Good morning. Here’s your daily politics update.
May meets with her cabinet after Irish premier creates new roadblocks
Theresa May will meet with her cabinet today for further Brexit talks, a day after Irish premier Leo Varadkar told her it was unacceptable for the UK to dictate terms of any backstop arrangements with the EU.
May had a phone call with Varadkar on monday morning, where she pitched the idea of a ‘review mechanism’ which would allow the backstop to be brought to and end. Varadkar said that whilst he was open to the idea, “the outcome of any such review could not involve a unilateral decision to end the backstop”.
As the deadline for the withdrawal agreement grows closer, May will seek to get the backing of her cabinet over the backstop issue, which many believe is the final roadblock to securing a final Brexit deal.
Universal credit waiting times cut for millions of claimants
Waiting times for millions of claimants of Universal Credit, the government’s flagship welfare reform, have been slashed to three weeks, in order to ease the rollout of the new scheme.
The rollout of Universal Credit has seen claimants waiting for up to five weeks to get their first payment, with the most vulnerable households believed to be up to £200 a month worse off under the new system.
The news comes after Philip Hammond bowed to pressure from MPs, announcing £1bn in the latest budget, aimed at easing pressure on claimants of Universal Credit. Work and pensions secretary Esther McVey said the funding was “targeted support to help work pay and support the vulnerable.” Earlier this month, McVey broke from the party line to admit that “some people will be worse off” under Universal Credit.
A word from the US
US citizens head for the polls today to vote in the Midterm elections, which result in an unmistakable picture of politics in the country as it stands today.
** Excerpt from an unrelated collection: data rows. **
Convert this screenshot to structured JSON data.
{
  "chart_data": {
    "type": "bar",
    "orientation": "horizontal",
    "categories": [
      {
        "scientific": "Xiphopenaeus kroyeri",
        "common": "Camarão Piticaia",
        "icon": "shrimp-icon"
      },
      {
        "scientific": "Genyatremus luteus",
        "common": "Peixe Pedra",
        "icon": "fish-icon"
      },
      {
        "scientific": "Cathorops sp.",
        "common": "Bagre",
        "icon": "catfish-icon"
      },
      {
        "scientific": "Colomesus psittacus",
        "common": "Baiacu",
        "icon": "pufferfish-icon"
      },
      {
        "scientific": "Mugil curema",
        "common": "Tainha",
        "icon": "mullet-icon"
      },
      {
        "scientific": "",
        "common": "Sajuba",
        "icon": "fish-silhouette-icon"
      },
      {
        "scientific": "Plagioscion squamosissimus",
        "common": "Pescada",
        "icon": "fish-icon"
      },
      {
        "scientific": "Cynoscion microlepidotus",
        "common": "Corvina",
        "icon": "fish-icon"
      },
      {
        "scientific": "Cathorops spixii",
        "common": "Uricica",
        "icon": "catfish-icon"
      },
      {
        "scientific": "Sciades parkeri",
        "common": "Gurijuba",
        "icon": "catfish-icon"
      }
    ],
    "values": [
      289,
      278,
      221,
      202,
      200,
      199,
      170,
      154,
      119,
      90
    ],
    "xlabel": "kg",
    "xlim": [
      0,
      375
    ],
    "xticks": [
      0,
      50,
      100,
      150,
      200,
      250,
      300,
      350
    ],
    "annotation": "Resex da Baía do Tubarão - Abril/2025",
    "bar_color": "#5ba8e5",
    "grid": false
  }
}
It is the first chance voters have had to either support or reject Donald Trump’s presidency since it began in January.
Many predict that the Democrats will win control of the House of Representatives, whilst Republicans are likely to keep control of the higher Senate. Winning the House will be a small victory for the Democrats, whilst winning the Senate will give them the ability to shackle the White House.
If the Republicans keep control of the Senate and the House of representatives, this will likely see Donald Trump reinvigorated, and bolstered enough to continue to roll out his trade war, and hardline policies on immigration.